Salade ‘Porçoise’
Benodigdheden:
Potje Duroc d'Olives smout | 1 |
Potje Duroc d’Olives kop | 1 |
Potje Duroc d’Olives paté | 1 |
Potje Duroc d’Olives rillette | 1 |
Bosje rucola | 1 |
Romeinse salade | 1 |
Tomaten | 2 |
Groene, ontpitte olijven | 50g |
Groene boontjes | 100g |
Focacciabroodje | 1 |
Kwarteleitjes | 8 |
Grote aardappel | 1 |
Sjalot | 1 |
Bosje jonge basilicum | 1 |
Paneermeel | 100g |
Gefrituurde uitjes | 100g |
Mosterddressing | 4dl |
Augurken | 2 |
Duroc d’Olives olijfolie |
Werkwijze:
Draai bolletjes van de kop en laat ze 30 minuten opstijven in de koelkast. Haal ze daarna door het paneermeel en laat ze opnieuw 5 minuten opstijven. Haal ze dan nog een laatste keer door het paneermeel.
Draai bolletjes van de rillette en rol ze door de gefrituurde uitjes. Leg ze opzij. Steek rondjes uit het focacciabrood en bak ze goudbruin in de smout. Laat ze even uitlekken op keukenpapier. Maak quenelles van de paté en leg ze in de koelkast. Kook de boontjes gaar in zout water en laat ze even afkoelen.

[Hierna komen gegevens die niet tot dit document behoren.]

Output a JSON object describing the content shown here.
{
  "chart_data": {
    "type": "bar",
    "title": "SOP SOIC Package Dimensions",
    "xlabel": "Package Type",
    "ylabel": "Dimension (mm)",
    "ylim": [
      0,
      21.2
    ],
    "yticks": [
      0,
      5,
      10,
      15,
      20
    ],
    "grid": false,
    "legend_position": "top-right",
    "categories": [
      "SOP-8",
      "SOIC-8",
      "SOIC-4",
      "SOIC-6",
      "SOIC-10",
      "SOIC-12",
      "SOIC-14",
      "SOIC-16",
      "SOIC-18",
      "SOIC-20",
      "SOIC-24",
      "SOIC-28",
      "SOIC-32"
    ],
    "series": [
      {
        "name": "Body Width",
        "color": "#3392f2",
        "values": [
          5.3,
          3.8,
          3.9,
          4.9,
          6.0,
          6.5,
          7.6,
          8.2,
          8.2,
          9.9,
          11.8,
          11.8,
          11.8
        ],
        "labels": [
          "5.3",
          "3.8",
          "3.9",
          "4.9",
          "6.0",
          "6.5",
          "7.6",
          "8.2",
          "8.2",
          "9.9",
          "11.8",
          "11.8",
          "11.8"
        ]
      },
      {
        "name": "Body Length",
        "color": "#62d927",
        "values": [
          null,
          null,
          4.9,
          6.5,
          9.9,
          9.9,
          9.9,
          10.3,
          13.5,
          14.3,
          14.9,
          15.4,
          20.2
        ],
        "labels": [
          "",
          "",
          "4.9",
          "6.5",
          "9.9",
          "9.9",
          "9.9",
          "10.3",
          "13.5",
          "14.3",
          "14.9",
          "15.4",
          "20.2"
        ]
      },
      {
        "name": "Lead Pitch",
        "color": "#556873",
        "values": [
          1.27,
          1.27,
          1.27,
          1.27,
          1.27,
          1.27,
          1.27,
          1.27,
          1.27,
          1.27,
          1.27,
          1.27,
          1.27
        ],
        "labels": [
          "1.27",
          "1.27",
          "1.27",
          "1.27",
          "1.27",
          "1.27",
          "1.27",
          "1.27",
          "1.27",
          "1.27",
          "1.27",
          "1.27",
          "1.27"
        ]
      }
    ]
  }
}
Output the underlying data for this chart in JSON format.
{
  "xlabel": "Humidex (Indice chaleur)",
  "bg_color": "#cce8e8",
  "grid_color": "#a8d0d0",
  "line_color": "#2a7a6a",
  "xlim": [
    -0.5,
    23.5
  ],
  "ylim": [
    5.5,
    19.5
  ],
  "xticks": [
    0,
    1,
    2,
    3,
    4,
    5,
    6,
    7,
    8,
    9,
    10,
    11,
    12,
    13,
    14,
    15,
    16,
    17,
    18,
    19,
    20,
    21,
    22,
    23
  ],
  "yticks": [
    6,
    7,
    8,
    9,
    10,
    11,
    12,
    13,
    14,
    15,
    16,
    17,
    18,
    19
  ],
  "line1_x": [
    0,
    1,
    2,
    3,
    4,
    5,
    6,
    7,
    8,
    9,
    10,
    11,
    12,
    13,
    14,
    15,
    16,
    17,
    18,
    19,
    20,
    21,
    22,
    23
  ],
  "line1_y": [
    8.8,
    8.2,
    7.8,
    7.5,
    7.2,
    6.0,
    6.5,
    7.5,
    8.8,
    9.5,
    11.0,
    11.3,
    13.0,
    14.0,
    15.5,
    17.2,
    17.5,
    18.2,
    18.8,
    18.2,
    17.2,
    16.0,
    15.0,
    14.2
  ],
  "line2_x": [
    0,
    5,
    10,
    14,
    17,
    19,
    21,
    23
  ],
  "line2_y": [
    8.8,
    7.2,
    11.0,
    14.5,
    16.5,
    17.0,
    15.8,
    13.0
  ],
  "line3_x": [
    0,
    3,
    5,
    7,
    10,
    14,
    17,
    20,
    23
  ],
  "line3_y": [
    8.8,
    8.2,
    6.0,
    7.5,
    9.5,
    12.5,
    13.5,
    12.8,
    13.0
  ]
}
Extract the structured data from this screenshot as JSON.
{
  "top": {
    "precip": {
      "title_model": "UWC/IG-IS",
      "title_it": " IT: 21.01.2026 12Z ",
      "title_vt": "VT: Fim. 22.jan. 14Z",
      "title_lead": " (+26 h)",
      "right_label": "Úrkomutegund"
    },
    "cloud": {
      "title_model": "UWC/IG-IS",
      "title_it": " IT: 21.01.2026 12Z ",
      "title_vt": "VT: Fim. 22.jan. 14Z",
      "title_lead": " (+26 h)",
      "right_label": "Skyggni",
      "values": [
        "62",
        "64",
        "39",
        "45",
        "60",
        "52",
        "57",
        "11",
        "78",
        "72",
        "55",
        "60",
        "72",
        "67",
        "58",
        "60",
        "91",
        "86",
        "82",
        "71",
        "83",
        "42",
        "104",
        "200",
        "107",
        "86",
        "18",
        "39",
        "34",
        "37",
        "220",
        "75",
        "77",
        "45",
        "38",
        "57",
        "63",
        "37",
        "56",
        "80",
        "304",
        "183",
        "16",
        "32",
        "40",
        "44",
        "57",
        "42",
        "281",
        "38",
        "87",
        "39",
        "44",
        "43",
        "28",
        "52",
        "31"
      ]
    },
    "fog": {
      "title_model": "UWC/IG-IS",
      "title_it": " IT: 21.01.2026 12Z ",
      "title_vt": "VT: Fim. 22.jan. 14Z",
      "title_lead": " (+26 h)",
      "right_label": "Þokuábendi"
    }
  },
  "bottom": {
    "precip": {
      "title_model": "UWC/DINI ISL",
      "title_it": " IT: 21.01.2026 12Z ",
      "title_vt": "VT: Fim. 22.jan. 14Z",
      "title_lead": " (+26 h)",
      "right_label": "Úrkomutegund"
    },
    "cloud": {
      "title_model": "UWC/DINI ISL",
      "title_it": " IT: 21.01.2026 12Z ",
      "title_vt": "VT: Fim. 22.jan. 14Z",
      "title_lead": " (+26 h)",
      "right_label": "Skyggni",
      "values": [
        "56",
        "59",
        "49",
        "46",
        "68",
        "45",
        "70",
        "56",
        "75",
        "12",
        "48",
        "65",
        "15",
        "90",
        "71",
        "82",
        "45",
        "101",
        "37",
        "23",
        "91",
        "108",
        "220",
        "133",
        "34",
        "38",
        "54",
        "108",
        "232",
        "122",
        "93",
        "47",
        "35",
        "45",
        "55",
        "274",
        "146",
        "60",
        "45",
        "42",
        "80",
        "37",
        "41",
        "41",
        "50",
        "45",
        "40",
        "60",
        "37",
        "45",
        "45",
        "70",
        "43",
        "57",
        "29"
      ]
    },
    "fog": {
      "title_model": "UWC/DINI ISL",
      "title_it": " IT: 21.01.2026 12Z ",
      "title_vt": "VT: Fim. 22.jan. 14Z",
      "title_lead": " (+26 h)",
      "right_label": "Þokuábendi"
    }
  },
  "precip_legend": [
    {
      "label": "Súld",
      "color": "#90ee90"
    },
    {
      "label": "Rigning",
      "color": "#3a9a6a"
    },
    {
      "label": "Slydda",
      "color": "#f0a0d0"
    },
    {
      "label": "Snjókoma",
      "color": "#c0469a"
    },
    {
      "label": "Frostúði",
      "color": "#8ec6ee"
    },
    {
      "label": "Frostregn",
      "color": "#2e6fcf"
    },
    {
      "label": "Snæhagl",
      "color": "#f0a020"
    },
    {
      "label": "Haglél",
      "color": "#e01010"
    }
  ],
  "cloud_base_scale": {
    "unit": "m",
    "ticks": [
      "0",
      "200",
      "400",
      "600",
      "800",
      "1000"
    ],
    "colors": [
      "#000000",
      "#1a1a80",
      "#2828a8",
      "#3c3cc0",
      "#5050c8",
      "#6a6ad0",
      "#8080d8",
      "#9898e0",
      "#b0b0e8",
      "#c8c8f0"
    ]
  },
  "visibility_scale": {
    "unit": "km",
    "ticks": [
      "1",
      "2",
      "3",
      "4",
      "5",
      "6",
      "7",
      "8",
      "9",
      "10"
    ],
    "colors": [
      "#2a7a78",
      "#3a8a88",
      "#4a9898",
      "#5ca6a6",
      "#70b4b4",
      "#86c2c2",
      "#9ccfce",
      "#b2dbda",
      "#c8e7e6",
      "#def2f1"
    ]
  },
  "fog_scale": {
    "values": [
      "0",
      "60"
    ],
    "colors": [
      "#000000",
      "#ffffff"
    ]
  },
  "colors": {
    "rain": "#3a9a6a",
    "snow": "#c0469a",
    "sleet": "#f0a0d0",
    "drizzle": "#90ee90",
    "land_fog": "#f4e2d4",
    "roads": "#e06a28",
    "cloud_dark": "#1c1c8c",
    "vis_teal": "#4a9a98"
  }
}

Pel de tomaten en snijd ze in blokjes.
Snijd de olijven, sjalot en augurk in schijfjes. Kook de aardappel gaar in zout water en snijd ze ook in schijfjes. Schik de gesnipperde Romeinse salade en de rucola op het bord, en daarop de boontjes, olijven, tomaten, aardappel, sjalot en augurken. Giet er mosterddressing overheen en kruid met peper en zout. Bak à la minute de kwarteleitjes in wat olijfolie in de pan. Frituur de kopkroketjes goudbruin op 175°. Schik nu de kroketjes, de rillettebolletjes, de focaccia en de paté erbij en werk af met basilicumblaadjes.